James Burns, Deputy Chairman of the Supervisory Board and Chairman of the Audit Committee of Cherry SE, added that the Supervisory Board acted promptly to ensure the continuity of the audit. He noted that the appointment of KPMG is an important step in supporting the Audit Committee in its review of financial reporting and other monitoring tasks to ensure proper financial reporting of Cherry SE.

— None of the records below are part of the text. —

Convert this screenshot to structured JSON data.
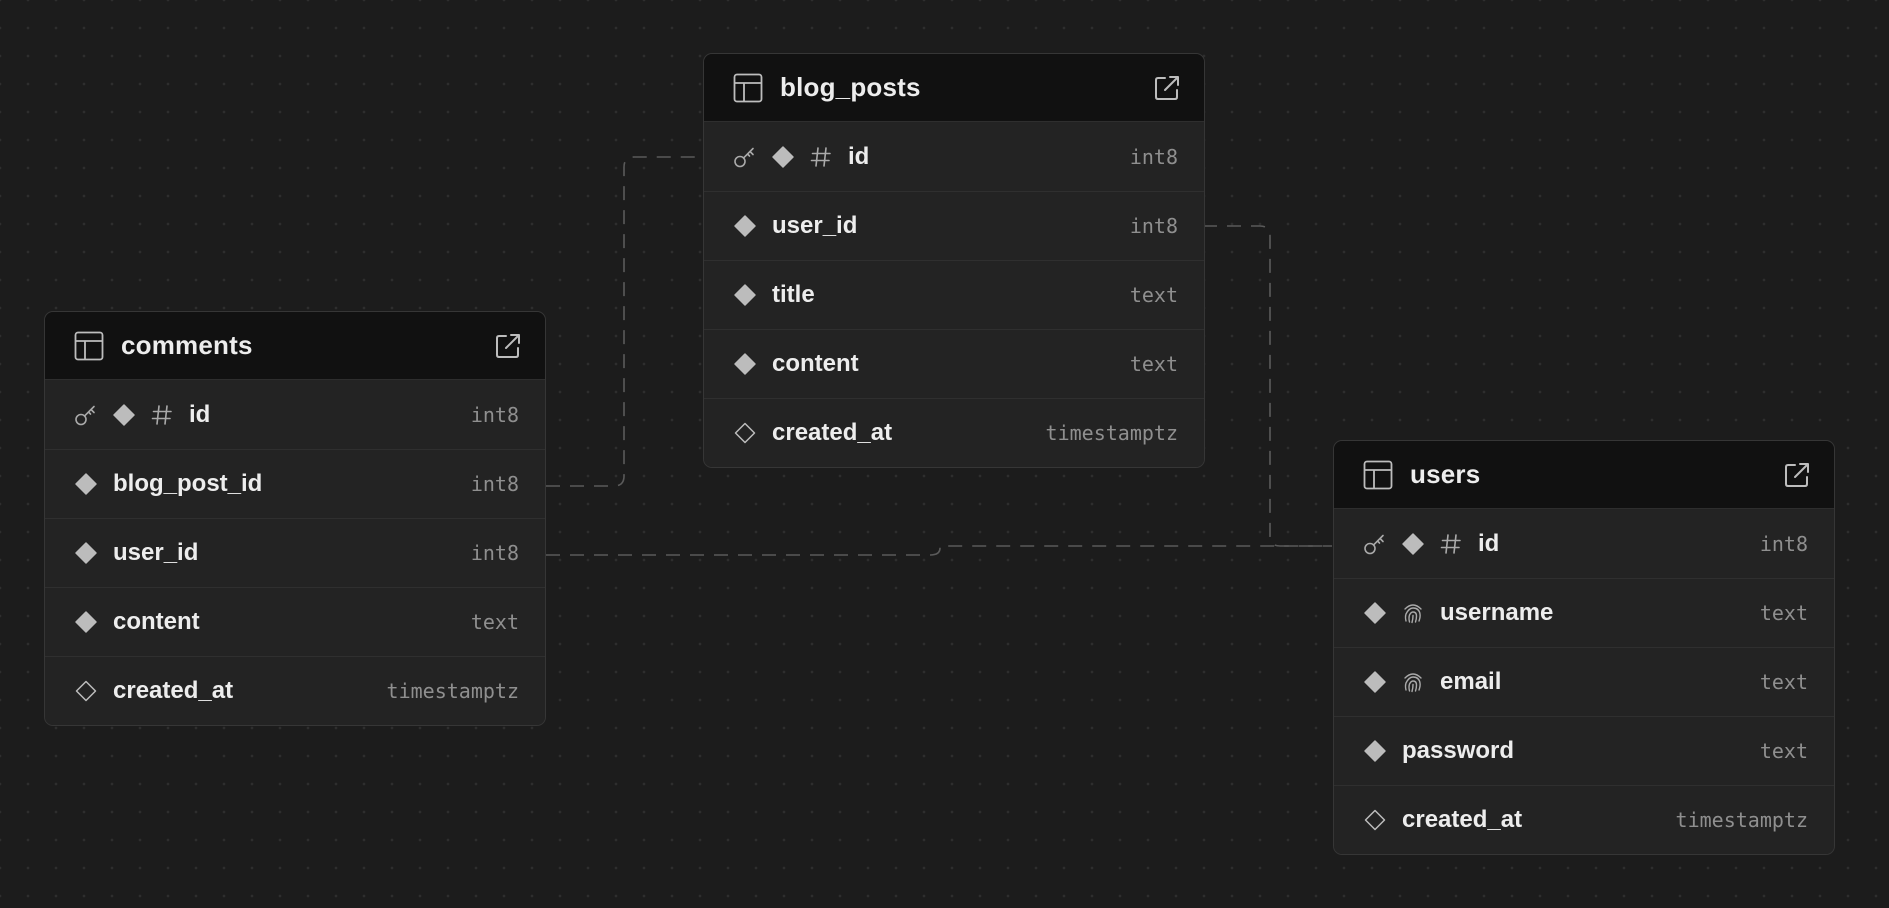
{
  "tables": {
    "blog_posts": {
      "name": "blog_posts",
      "columns": [
        {
          "name": "id",
          "type": "int8",
          "primary_key": true,
          "nullable": false,
          "identity": true
        },
        {
          "name": "user_id",
          "type": "int8",
          "nullable": false
        },
        {
          "name": "title",
          "type": "text",
          "nullable": false
        },
        {
          "name": "content",
          "type": "text",
          "nullable": false
        },
        {
          "name": "created_at",
          "type": "timestamptz",
          "nullable": true
        }
      ]
    },
    "comments": {
      "name": "comments",
      "columns": [
        {
          "name": "id",
          "type": "int8",
          "primary_key": true,
          "nullable": false,
          "identity": true
        },
        {
          "name": "blog_post_id",
          "type": "int8",
          "nullable": false
        },
        {
          "name": "user_id",
          "type": "int8",
          "nullable": false
        },
        {
          "name": "content",
          "type": "text",
          "nullable": false
        },
        {
          "name": "created_at",
          "type": "timestamptz",
          "nullable": true
        }
      ]
    },
    "users": {
      "name": "users",
      "columns": [
        {
          "name": "id",
          "type": "int8",
          "primary_key": true,
          "nullable": false,
          "identity": true
        },
        {
          "name": "username",
          "type": "text",
          "nullable": false,
          "unique": true
        },
        {
          "name": "email",
          "type": "text",
          "nullable": false,
          "unique": true
        },
        {
          "name": "password",
          "type": "text",
          "nullable": false
        },
        {
          "name": "created_at",
          "type": "timestamptz",
          "nullable": true
        }
      ]
    }
  },
  "relations": [
    {
      "from": "comments.blog_post_id",
      "to": "blog_posts.id"
    },
    {
      "from": "comments.user_id",
      "to": "users.id"
    },
    {
      "from": "blog_posts.user_id",
      "to": "users.id"
    }
  ],
  "colors": {
    "canvas": "#1c1c1c",
    "header": "#111111",
    "row": "#232323",
    "text": "#ededed",
    "type": "#8f8f8f",
    "edge": "#5a5a5a"
  },
  "icons": {
    "header": "table-icon",
    "open": "external-link-icon",
    "primary_key": "key-icon",
    "not_null": "diamond-filled-icon",
    "nullable": "diamond-outline-icon",
    "identity": "hash-icon",
    "unique": "fingerprint-icon"
  }
}
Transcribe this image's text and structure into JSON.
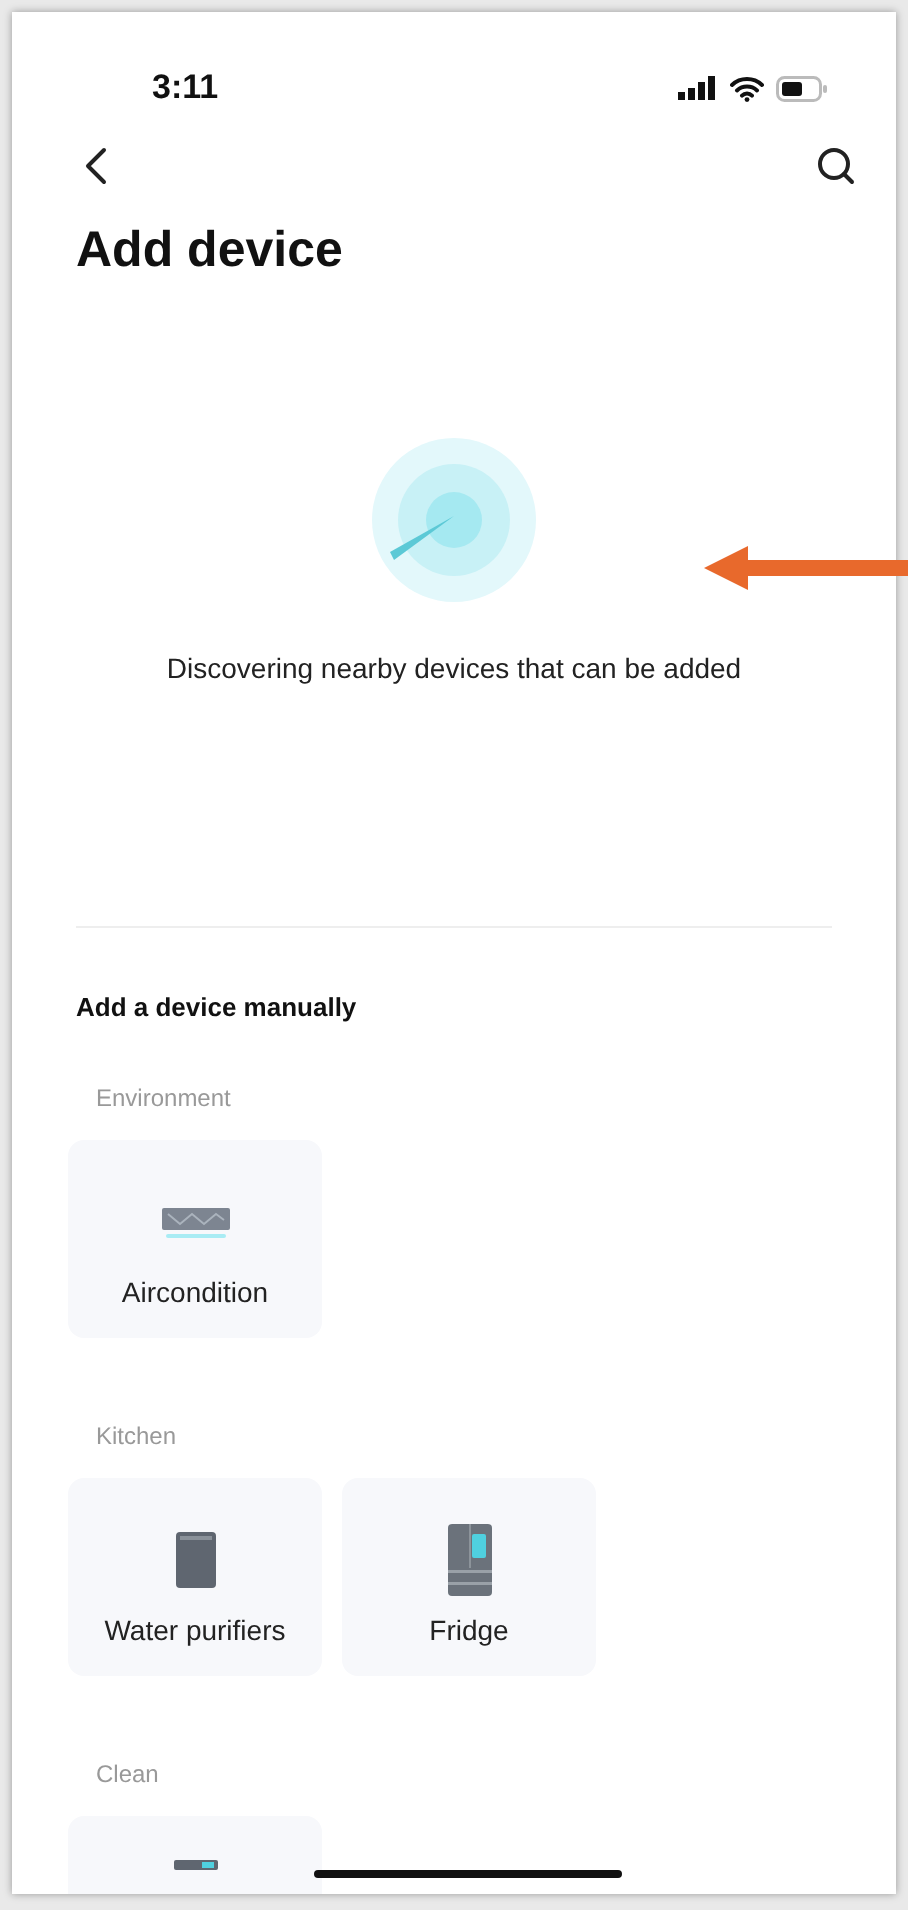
{
  "status_bar": {
    "time": "3:11"
  },
  "title": "Add device",
  "discovery": {
    "message": "Discovering nearby devices that can be added"
  },
  "manual_section": {
    "heading": "Add a device manually"
  },
  "categories": [
    {
      "name": "Environment",
      "devices": [
        {
          "kind": "aircon",
          "label": "Aircondition"
        }
      ]
    },
    {
      "name": "Kitchen",
      "devices": [
        {
          "kind": "purifier",
          "label": "Water purifiers"
        },
        {
          "kind": "fridge",
          "label": "Fridge"
        }
      ]
    },
    {
      "name": "Clean",
      "devices": [
        {
          "kind": "cleaner"
        }
      ]
    }
  ]
}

For business and technology leaders, this development highlights the critical importance of audit stability for publicly traded technology companies. Cherry SE, an international manufacturer of computer input devices and digital healthcare solutions, operates in competitive sectors where investor confidence depends heavily on transparent financial reporting. The transition to a Big Four auditor like KPMG may signal Cherry's commitment to strengthening governance as it navigates both the computer peripherals market and the expanding digital healthcare sector.
The appointment comes as Cherry continues to develop products for office, gaming, and industrial applications in hybrid work environments, alongside its healthcare technology initiatives. The company maintains operational headquarters in Germany with development, services, logistics, and production sites in Germany, China, and Austria, plus sales offices across Europe, the United States, and Asia. More information about the company is available at https://ir.cherry.de/en/.
For technology industry observers, auditor changes can indicate underlying financial health or strategic shifts. Cherry's swift replacement with a globally recognized firm like KPMG may help maintain investor trust during a period of potential scrutiny. In the broader context, this move underscores how technology firms with diverse business lines—from consumer hardware to enterprise healthcare solutions—must prioritize audit credibility to support growth and market positioning.